- Crown Royal Apple whiskey.
- Absolut Vodka and Bloody Mary mix.
- A Starbucks giftcard.
- An Olive Garden giftcard with toilet seat covers in a mug.
- A hard hat that holds two beers.
- A Zulu Mcedo – in english: a penis tip cover.
It was from Africa.
The White Elephants were good to Scott and me this 2014 Christmas season. I’m going to call that last one our African Elephant.
It’s a penis tip cover to prevent chaffing in African wear.
Sometimes the small packages are not gift cards. Sometimes the small packages are made for small packages. If you touch the small package and your friends fall over in hysterics while trying to sputter out, “it was from Africa…”

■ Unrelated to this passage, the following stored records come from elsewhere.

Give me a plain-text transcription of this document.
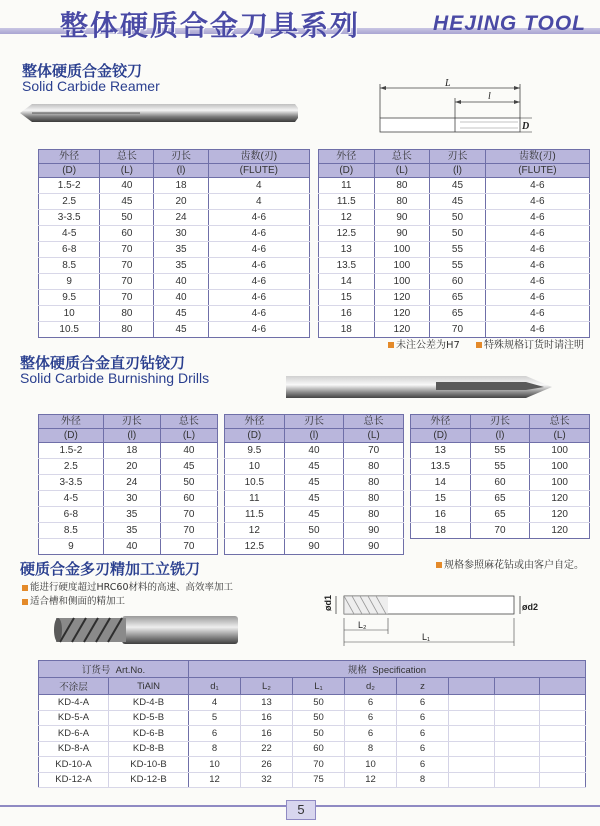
整体硬质合金刀具系列	HEJING TOOL
整体硬质合金铰刀
Solid Carbide Reamer	L
l
D
外径	总长	刃长	齿数(刃)
(D)	(L)	(l)	(FLUTE)
1.5-2	40	18	4
2.5	45	20	4
3-3.5	50	24	4-6
4-5	60	30	4-6
6-8	70	35	4-6
8.5	70	35	4-6
9	70	40	4-6
9.5	70	40	4-6
10	80	45	4-6
10.5	80	45	4-6
外径	总长	刃长	齿数(刃)
(D)	(L)	(l)	(FLUTE)
11	80	45	4-6
11.5	80	45	4-6
12	90	50	4-6
12.5	90	50	4-6
13	100	55	4-6
13.5	100	55	4-6
14	100	60	4-6
15	120	65	4-6
16	120	65	4-6
18	120	70	4-6
未注公差为H7	特殊规格订货时请注明
整体硬质合金直刃钻铰刀
Solid Carbide Burnishing Drills
外径	刃长	总长
(D)	(l)	(L)
1.5-2	18	40
2.5	20	45
3-3.5	24	50
4-5	30	60
6-8	35	70
8.5	35	70
9	40	70
外径	刃长	总长
(D)	(l)	(L)
9.5	40	70
10	45	80
10.5	45	80
11	45	80
11.5	45	80
12	50	90
12.5	90	90
外径	刃长	总长
(D)	(l)	(L)
13	55	100
13.5	55	100
14	60	100
15	65	120
16	65	120
18	70	120
规格参照麻花钻或由客户自定。
硬质合金多刃精加工立铣刀
能进行硬度超过HRC60材料的高速、高效率加工
适合槽和侧面的精加工	ød1	ød2
L₂
L₁
订货号 Art.No.		规格 Specification							
不涂层	TiAlN	d₁	L₂	L₁	d₂	z			
KD-4-A	KD-4-B	4	13	50	6	6			
KD-5-A	KD-5-B	5	16	50	6	6			
KD-6-A	KD-6-B	6	16	50	6	6			
KD-8-A	KD-8-B	8	22	60	8	6			
KD-10-A	KD-10-B	10	26	70	10	6			
KD-12-A	KD-12-B	12	32	75	12	8			
5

Drop it. Tell them you forgot the rules. Do not pick small packages from Africa.
I mean, Scott is white. But he’s not that white. This thing fits on my finger tip.
I could end this blog post right here. It would be known as the blog post that proves our friends’ check-on bags from South Africa trumps any Amazon white elephant purchase. No ebola here! Just a penis tip cover. Nothing for kids to see.
Oh, the kids saw. Scott left this thing on the kitchen table for the kids’ viewing pleasure as they crunched on their Cinnamon Toast Crunch.
Emma: Mommy, what’s this?
I spilled coffee on my shirt.
Me: Nothing. Your dad’s gift from last night.
Emma: What is it?
Me: I don’t even really know.
Emma: Maybe it’s a hat.
Kate: Let me see it.
Why isn’t my life filmed.
Me: Let me have it. I think it was a joke.
Kate: I think it goes on my nose.
Me: Hey, let’s not do that. Pretty sure all our neighbor friends had their hands all over that thing last night. Maybe their tongues. I don’t know what really went on.
Kate: It kinda stinks.
Me: I’ll take it. Thank you. It was from Africa. Sit here and eat. I’m going to take this back to daddy.
Me: SCOTT. You left this thing out! The kids are playing with it!
Scott: What did they say about the picture?
Me: Huh? Nothing. It’s just another naked female body to them. They see me naked all the time. It’s the penis tip cover! Scott, get it out of here!
Scott: Really? They didn’t say anything about the picture?
Me: No. They glanced at the picture. It’s really not any different than how you and I dress around the house. They want to know what this PENIS TIP COVER IS!! Should we throw it away?
Scott: No way! It’s my new poker chip piece. I’ll hide it.
It was from Africa.
Did you go to any White Elephant gift exchanges? What did you get? Did you get anything from Africa? Do you think the Zulu Mcedo will expand in water? It’s made out of banana leaves. Maybe we’re doing something wrong.